On Fri, 29 Sep 2006, Neil Brown wrote:
> On Thursday September 28, [email protected] wrote:
> >
> > Why don't other filesystems have the same problem?
>
> Because most filesystems that hash their inodes do so at the point
> where the 'struct inode' is initialised, and that has suitable locking
> (I_NEW). Here in shmem, we are hashing the inode later, the first
> time we need an NFS file handle for it. We no longer have I_NEW to
> ensure only one thread tries to add it to the hash table.
>
> The comment tries to explain this, but obviously isn't completely
> successful.
That makes sense.
This patch looks mostly good to me, thanks to David and you for it;
and my apologies to Atal and Gilad for never quite getting around
to looking at theirs properly (but the hashing in this new one does
look better than their linear search). Though I know tmpfs, I
don't know NFS, so I'm glad this is coming from your direction.

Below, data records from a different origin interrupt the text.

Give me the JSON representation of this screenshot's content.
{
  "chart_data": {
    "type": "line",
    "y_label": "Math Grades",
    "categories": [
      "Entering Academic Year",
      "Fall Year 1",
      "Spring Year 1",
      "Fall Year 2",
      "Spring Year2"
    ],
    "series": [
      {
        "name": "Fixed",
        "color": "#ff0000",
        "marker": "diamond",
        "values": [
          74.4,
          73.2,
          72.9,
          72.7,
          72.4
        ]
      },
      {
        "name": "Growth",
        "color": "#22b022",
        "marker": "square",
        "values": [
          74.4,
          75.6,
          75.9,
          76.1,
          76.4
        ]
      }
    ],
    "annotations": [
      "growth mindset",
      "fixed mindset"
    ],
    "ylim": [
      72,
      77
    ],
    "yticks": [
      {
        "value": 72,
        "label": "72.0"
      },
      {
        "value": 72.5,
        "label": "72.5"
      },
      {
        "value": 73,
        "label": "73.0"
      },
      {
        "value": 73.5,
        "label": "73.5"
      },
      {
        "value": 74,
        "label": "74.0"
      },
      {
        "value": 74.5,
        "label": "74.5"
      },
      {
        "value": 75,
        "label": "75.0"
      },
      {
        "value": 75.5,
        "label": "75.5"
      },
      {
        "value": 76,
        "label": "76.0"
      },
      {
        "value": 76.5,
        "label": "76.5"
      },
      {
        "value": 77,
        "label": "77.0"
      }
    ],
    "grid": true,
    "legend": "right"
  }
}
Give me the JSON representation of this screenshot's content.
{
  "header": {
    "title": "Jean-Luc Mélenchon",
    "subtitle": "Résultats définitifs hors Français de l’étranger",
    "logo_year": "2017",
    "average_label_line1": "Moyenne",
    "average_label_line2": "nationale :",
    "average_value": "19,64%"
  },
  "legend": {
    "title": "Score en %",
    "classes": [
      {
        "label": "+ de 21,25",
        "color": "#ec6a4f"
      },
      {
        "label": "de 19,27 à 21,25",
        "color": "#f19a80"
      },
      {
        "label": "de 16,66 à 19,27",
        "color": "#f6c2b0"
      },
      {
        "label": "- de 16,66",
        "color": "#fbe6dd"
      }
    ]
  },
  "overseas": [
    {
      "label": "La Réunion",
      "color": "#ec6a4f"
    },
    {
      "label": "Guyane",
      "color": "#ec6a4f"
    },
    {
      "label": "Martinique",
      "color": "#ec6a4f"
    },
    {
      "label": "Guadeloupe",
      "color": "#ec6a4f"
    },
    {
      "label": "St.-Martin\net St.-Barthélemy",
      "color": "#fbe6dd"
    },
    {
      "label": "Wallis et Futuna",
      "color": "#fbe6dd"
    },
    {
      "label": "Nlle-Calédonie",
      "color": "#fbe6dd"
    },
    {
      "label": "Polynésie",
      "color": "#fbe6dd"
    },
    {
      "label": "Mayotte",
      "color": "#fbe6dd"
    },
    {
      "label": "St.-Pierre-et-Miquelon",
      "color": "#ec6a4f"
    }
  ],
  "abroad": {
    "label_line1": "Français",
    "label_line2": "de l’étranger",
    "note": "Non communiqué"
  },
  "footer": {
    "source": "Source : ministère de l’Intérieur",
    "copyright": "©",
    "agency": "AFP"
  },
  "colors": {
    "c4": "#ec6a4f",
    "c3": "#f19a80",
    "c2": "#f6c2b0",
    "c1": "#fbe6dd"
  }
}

But one anxiety, regarding i_ino. That's an unsigned long originating
from last_inode in fs/inode.c, isn't it? Here getting cast to a __u32
to make up one part of the file handle, which will then be cast back
to an unsigned long for ilookup later.
So on 64-bit arches, it'll only take one dedicated creator and
deleter of files to advance the last_inode count to the point where
the high int is non-zero, and shmem_get_dentry won't ever recognize
any inodes created thereafter, always reporting -ESTALE? I'm on
unfamiliar territory, but it looks to me like we need another
__u32 in the file handle to cope with that?
Then there's the lesser but more tiresome problem, of i_ino collisions
on 32-bit arches. tmpfs hasn't worried about that to date, just taken
whatever new_inode() has given it from last_inode: but perhaps these
file handles now make that more of a concern?